Monica Ortega from Uncasville, Connecticut on July 02, 2012:
Hi meloncauli you are so right. I'm just sitting here remembering my very first hub "behind the walls of DID and how crucial it is to be there for our children. Promoting a healthy environment for our children in every way possible. Sometimes I fear that my own illnesses may be affecting my own daughter. She instant's my illnesses. I am very proud of her. She is great and she is very successful academically. She is 15yrs old and we support her in every way possible. Which I feel helps her cope. She's a very vibrant girl, she inspires even me her own mother. Thank you, I found your hub very insightful. Monica
meloncauli (author) from UK on June 30, 2012:
Hi catgypsyI agree, mental health issues can creep up on us almost invisibly just as physical health issues can. The holistic model needs to be used in psychiatry too! Thanks for your comment.
catgypsy from the South on June 29, 2012:
Great topic! People are so concerned about their physical health, they forget their mental health. I sometimes believe this is more important than the physical part. Very interesting and helpful hub, meloncauli.
meloncauli (author) from UK on June 28, 2012:
Thanks for your comment kr. Our local community usually organizes a sponsored walk for World Mental Health Day with advertising to prompt awareness. We also usually run a stand with advertising and information about mental health.
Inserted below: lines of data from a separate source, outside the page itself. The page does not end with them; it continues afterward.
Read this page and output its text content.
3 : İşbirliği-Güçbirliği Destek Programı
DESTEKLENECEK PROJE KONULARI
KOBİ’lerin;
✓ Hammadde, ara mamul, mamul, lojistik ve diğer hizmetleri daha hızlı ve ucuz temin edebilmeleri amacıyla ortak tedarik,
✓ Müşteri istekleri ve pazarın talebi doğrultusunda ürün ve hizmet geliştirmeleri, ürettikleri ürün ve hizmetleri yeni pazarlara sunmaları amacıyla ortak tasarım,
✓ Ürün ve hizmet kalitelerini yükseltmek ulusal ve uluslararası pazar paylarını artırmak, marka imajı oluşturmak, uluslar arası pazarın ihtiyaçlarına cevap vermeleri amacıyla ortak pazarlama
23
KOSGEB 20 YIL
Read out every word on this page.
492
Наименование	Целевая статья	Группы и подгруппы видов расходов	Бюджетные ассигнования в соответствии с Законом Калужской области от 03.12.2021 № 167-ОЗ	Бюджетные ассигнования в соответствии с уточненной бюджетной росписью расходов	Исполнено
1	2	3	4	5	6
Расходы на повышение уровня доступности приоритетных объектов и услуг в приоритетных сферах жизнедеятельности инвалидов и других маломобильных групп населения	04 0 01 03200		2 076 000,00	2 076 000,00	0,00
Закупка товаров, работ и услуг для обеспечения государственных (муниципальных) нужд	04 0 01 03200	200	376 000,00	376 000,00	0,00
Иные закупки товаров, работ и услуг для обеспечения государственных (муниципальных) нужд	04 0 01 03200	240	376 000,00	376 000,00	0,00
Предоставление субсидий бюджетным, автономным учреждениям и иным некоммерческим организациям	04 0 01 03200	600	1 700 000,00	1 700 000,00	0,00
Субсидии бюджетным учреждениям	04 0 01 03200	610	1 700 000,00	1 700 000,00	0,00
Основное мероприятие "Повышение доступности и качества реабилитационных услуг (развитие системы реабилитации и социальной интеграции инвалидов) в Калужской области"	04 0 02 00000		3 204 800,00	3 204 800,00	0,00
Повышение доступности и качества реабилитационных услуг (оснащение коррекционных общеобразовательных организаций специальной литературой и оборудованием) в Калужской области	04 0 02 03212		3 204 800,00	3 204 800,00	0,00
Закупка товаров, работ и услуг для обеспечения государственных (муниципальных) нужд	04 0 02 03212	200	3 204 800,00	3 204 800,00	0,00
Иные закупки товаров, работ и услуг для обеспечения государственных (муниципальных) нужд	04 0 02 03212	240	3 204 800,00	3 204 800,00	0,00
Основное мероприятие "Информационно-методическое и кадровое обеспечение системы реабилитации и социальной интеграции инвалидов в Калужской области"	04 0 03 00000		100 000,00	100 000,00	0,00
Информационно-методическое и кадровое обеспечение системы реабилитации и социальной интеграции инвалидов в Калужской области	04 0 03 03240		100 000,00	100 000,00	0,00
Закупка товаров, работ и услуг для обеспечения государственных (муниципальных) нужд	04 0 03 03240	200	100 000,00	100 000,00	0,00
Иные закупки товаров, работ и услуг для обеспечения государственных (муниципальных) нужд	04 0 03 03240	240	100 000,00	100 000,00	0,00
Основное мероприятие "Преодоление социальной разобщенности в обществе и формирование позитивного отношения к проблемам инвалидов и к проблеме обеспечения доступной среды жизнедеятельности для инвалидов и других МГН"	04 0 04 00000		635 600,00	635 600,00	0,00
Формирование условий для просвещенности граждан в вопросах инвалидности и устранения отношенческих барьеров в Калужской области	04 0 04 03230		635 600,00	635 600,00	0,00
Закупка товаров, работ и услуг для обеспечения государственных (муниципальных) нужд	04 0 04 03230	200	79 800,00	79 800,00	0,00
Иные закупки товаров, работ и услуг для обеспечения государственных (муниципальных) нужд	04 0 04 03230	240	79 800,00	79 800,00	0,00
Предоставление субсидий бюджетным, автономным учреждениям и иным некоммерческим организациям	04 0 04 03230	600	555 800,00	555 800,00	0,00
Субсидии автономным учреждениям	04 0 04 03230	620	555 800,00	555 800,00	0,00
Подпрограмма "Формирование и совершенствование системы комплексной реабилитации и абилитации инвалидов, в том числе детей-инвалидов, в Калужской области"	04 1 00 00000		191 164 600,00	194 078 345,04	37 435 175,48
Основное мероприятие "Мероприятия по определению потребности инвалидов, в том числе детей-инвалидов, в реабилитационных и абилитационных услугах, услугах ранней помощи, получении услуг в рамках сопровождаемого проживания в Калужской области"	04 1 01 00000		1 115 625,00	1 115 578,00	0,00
Kristi Sharp from Born in Missouri. Raised in Minnesota. on June 28, 2012:
meloncauli, this hub offers a buffet of choices for ensuring a child's well being. I've never heard of World Mental Health Day so I'm going to check it out. I agree that schools play an integral part in the well being of kiddos. Very easy to read and understand. -K
meloncauli (author) from UK on June 28, 2012:
Thank you gsidley. You speak my sentiments!
Dr. Gary L. Sidley from Lancashire, England on June 28, 2012:
A hub oozing sense and wisdom, as usual meloncauli.
I believe in the future there will be increasing emphasis on promoting positive mental health and well-being, and less reliance on treating mental illness; let's hope so!